Tis' the season.
A stroll down the street greets you with busy shoppers consumed by lists and gift ideas.
Driving in your car opens you to a land of Christmas songs, beaten to their near death by Christmas spirit.
Hydro meters spin from 1000's of tiny lights that create beautiful magic against the snow.
Somewhere a granny is baking her favorite treats to fatten her family and keep them warm for the winter.
Grocery stores become a hellish nightmare, the express lane the only chance for freedom when grabbing a simple bag of milk.
Malls are lined up with last minute shoppers buying "original & unique" gifts that the 3 shoppers before already purchased.
Wrapping stations. Ribbons & bows. Excess & waste. Mail, cards, extra postage.
Stomping through forests to find the perfect tree. Trimming and creating. Lights & stars. Reds & greens.
Turkey dinner fills the air. Casseroles become competitive.
Traveling. Planning. Preparing.
And then when night falls on the 25th disappointment overwhelms because it's all done for another year.
All of our stress and worry and debt for what?
Dinner that was burnt? Ungrateful gift recipients? A pile of wrapping paper that will end up in the fire? Family disputes? Broken down cars on the side of the road? The dread of the credit card bills next month? Returns? The clean up?
This year has been jammed full of craziness for our family.
New jobs, pregnancy, family stress, heart surgery, financial stress, exhaustion, overwhelmed sensations and pure survival.
2011 will be memorable but not for the reasons I had hoped.
Christmas. I love it. It is my favorite time of year. The energy and the excitement, the surprises and parties.
Unfortunately this year my love has vanished.
Life has me beaten down. I wanted to forget about this season all together. No gifts, no decorations, no gatherings. I wanted to be left alone and forgotten .
I still kind of do.
Every other year I become consumed by joy. I get enveloped by the spirit of the season, stringing lights, making my spaces representative of the season. For weeks Christmas carols dance on my ears, I dress in festive colors, I plan, I wrap, I make my own bows. I throw parties, I bake seasonal desserts and festive cookies. I buy thought filled gifts and create surprises for my family. I wish people on the street a Merry Christmas, I donate money and toys. I sit in church and drink in the songs and the stories.
Not this year.
Previous years I was probably obnoxious with my celebration. I flaunted Christmas in the faces of people, who like me this year just don't care. I didn't do it because I was stressed and anxious or because I wanted to put on a show. I've never felt that way about Christmas before this year. I embraced the season because of its purity, the hope. I became a kid again excited about being with the ones I love, serving them with my creations, seeing their faces when they open the gifts that I labored over the whole year before. Christmas always had a freshness to it. Although our celebrations usually mirror each other every year, not one gathering was the same. We celebrated every year something new.
Not this year.
My heart is sad. I want to make Christmas exciting. I want to love it like I have in the past, but I can't. My gifts are bland. Thoughtless. That brings me to tears. This is my chance to show my friends, my family, my love and how I feel for them. Instead my gifts show them how I feel about life right now.
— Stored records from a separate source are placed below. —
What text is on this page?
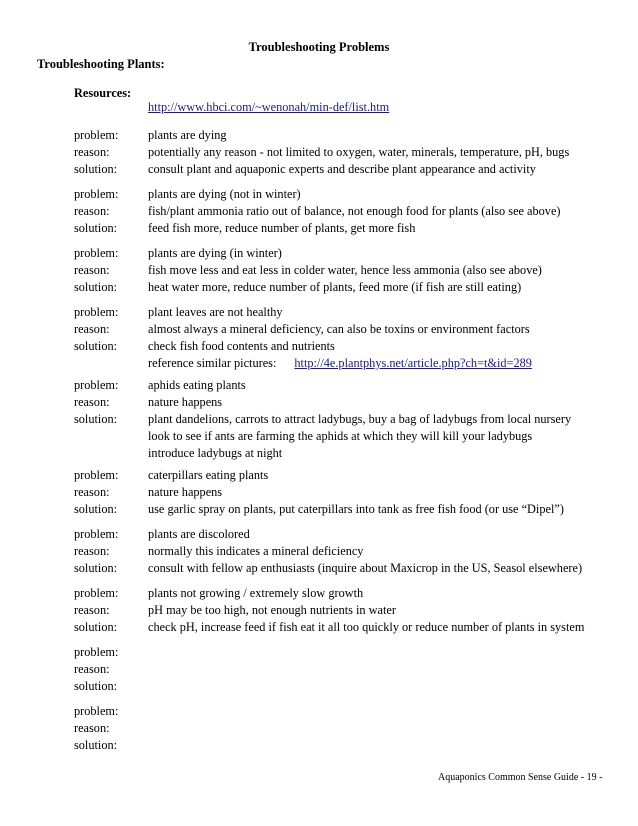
Troubleshooting Problems
Troubleshooting Plants:
Resources:
http://www.hbci.com/~wenonah/min-def/list.htm
problem: plants are dying
reason:	potentially any reason - not limited to oxygen, water, minerals, temperature, pH, bugs
solution:	consult plant and aquaponic experts and describe plant appearance and activity
problem: plants are dying (not in winter)
reason:	fish/plant ammonia ratio out of balance, not enough food for plants (also see above)
solution:	feed fish more, reduce number of plants, get more fish
problem: plants are dying (in winter)
reason:	fish move less and eat less in colder water, hence less ammonia (also see above)
solution:	heat water more, reduce number of plants, feed more (if fish are still eating)
problem: plant leaves are not healthy
reason:	almost always a mineral deficiency, can also be toxins or environment factors
solution:	check fish food contents and nutrients
reference similar pictures: http://4e.plantphys.net/article.php?ch=t&id=289
problem: aphids eating plants
reason:	nature happens
solution:	plant dandelions, carrots to attract ladybugs, buy a bag of ladybugs from local nursery
look to see if ants are farming the aphids at which they will kill your ladybugs
introduce ladybugs at night
problem: caterpillars eating plants
reason:	nature happens
solution:	use garlic spray on plants, put caterpillars into tank as free fish food (or use “Dipel”)
problem: plants are discolored
reason:	normally this indicates a mineral deficiency
solution:	consult with fellow ap enthusiasts (inquire about Maxicrop in the US, Seasol elsewhere)
problem: plants not growing / extremely slow growth
reason:	pH may be too high, not enough nutrients in water
solution:	check pH, increase feed if fish eat it all too quickly or reduce number of plants in system
problem:
reason:
solution:
problem:
reason:
solution:
Aquaponics Common Sense Guide - 19 -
This season, although not what I pictured last Christmas that it would be, has been a learning experience. I'm on the other side of the fence and I'm understanding the sad faces on the street. I am learning why some go into hiding during the season. Why some state their claim of hatred toward the whole spectacle. It all makes sense this year.
Amidst all my doom and gloom their have been magical moments that remind me of my love of Christmas. Receiving cards from family and friends, reading about their life and how they have been blessed this year. Having friends give warm hugs and wishes of a Merry Christmas. Receiving unexpected gifts that bring tears to a grateful heart. Seeing the excitement in my sons eyes when he saw the Christmas tree for the first time.
There is hope.
My reason for loving Christmas isn't gone, it's tainted, but I am thankful that I have caught the eye of the reason why I fell in love with Christmas in the first place.
But when the purity of Christmas is removed the season becomes all those things I listed before. It's excessive, it's pointless. We pile responsibility on ourselves that is unnecessary and unattainable. We stress, we get anxious, we overextend our means. We create hardship for ourselves to be able to say we have met the standard of the holiday. We become fake to try to make people happy.
This year I feel fake. I am not in my celebratory skin but my feelings are very real. Instead of going forward to make others happy I'm staying true to my heart. I refuse to pile more anxiety and stress on my life.
I can't wait to take the tree down. I can't wait until this Christmas is but a hand full of memories and the rest forgotten. I pray my hurt does not taint my sons excitement. I pray he finds his own joy in this holiday. I pray that at the end of it all I can say "I'm glad I celebrated."